There are many smart people who’ve done a lot to popularise science in the UK over the past decade, and some of them have done very well out of it. There are the celebrity science fans (and ex-scientists) like Dara Ó Briain and Tony Robinson (who should also be helping), but the real leaders here should be the top scientists and engineers who have become household names and might have a few pennies down the back of their sofas.

Britain created and hosts many of the world’s leading scientists, making it tough to pick five, so don’t be limited by this very arbitrary selection. I’ve aimed for the wealthiest and most well-known, and I’m giving a free pass to Sir Tim Berners-Lee for inventing the World Wide Web and making all this possible.

So give them a tweet or hit up their Facebook pages to let them know that science needs their help now, more than ever . They can do a lot to raise awareness, but this is one situation where a simple intervention could make a lot of difference.

(Note: I’m not affiliated in any way with March For Science London).

The ultimate Brian Cox pose (BBC)

1 Professor Brian Cox @ProfBrianCox PBC OBE is the face of modern science, a boy-band Joe 90 who had physics downloaded into his brain for a mission and decided to stick with it. Coxy never stops promoting science and reason, he’s got no time for woo, and surely he can spare a few quid out of the royalties from D-Ream and Dare or his collection of excellent pop-science books. I’m sure his mate Dara Ó Briain (Facebook Dara Ó Briain) could chip in too.

Prof Alice Roberts with her Time Team colleagues (UKTV)

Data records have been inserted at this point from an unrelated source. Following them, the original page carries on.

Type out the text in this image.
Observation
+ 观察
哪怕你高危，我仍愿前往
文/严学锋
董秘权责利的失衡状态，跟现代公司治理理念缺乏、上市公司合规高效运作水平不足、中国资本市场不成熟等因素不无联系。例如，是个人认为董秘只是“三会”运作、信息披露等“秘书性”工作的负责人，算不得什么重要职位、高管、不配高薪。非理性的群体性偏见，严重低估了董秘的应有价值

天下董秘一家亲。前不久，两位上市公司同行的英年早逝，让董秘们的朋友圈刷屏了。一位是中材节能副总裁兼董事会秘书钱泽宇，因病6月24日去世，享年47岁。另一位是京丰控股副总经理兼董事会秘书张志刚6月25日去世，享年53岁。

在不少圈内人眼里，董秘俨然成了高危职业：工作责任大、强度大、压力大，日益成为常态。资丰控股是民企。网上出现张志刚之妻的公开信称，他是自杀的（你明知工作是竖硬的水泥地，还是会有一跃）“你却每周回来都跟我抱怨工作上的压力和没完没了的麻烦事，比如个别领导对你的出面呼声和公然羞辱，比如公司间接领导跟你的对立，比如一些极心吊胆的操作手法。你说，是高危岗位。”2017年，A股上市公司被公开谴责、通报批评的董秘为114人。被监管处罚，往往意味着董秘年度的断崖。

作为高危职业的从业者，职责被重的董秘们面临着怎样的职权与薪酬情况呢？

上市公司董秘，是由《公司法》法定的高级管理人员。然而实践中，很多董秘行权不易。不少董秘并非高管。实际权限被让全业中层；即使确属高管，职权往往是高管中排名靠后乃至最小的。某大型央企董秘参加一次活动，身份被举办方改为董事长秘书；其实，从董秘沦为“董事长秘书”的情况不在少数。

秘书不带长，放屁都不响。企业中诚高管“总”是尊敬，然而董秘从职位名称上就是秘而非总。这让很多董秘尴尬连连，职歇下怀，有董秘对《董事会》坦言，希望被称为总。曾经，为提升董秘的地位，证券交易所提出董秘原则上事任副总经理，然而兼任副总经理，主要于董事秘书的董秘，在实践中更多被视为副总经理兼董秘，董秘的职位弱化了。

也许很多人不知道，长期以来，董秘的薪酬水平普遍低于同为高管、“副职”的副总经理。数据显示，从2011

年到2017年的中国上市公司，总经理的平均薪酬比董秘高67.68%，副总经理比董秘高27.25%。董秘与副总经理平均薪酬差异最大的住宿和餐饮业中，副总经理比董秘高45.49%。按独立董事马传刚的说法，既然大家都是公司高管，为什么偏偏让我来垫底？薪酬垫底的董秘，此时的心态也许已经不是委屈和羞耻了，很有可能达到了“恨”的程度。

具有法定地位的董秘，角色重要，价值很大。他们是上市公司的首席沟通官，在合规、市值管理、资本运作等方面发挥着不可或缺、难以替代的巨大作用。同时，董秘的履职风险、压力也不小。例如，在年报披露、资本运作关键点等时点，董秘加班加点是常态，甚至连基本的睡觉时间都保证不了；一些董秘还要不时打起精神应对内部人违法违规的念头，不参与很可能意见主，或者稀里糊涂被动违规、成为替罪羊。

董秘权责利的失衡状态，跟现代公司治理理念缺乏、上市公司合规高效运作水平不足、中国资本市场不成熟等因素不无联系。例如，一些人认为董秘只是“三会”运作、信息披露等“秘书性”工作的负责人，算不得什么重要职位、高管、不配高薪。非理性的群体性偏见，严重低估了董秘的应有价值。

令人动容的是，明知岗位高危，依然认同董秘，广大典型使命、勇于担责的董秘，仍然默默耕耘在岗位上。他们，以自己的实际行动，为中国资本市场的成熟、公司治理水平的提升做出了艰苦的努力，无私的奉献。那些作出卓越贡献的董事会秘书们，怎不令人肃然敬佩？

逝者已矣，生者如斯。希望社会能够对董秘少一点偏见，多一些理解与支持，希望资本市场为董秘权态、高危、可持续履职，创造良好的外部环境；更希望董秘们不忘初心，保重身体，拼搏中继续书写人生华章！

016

2 Professor Alice Roberts @theAliceRoberts As Professor of Public Engagement in Science at the University of Birmingham, the March for Science London should be a high priority event for one of the most familiar female scientific faces in Britain. A solid publishing history should see her able to contribute to the march’s survival, and her connections could certainly help further.

Just a champion of science

3 Professor Stephen Hawking @StephenHawking8 Let’s not muck about: the World’s Most Famous Scientist(TM) has an estimated worth of £16 million. A Brief History Of Time has sold more than 10 million copies in 20 years. If he hasn’t spent it all on tiny spaceships to Proxima Centauri and he’s got time between baiting Donald Trump (who’s almost like an antimatter version of Hawking), he could really help out.

He’s smiling now but don’t mention God

4 Professor Richard Dawkins @RichardDawkins The phrase ‘militant atheist’ was coined for Dawkins, but the dangerous rise in religious fundamentalism is a key front in the War on Progress (Christian fundamentalists just practice their oppression more quietly than the Islamic kind), and the scourge of Twitter is undoubtedly one of our generals. Richard Dawkins had a net worth estimated at £108 million in 2012, and while The Devil’s Chaplain might argue that March For Science London should just bow to evolutionary pressures if it can’t compete, I’m hoping he doesn’t really follow that sort of debased neo-Darwinism.

Jane Goodall is a hands-on primatologist. So jealous

5 Dame Jane Goodall @JaneGoodallInst She’s not renowned for her wealth, and the godmother of primatology probably spends as she has on studying and saving chimpanzees. Conservation is another key battleground in the War on Progress, and she’s a key figure in British science who could no doubt motivate some benefactors to give the march a boost. The British-born scientist is promoting the Washington DC March For Science through the Jane Goodall Institute. Britain needs you help too!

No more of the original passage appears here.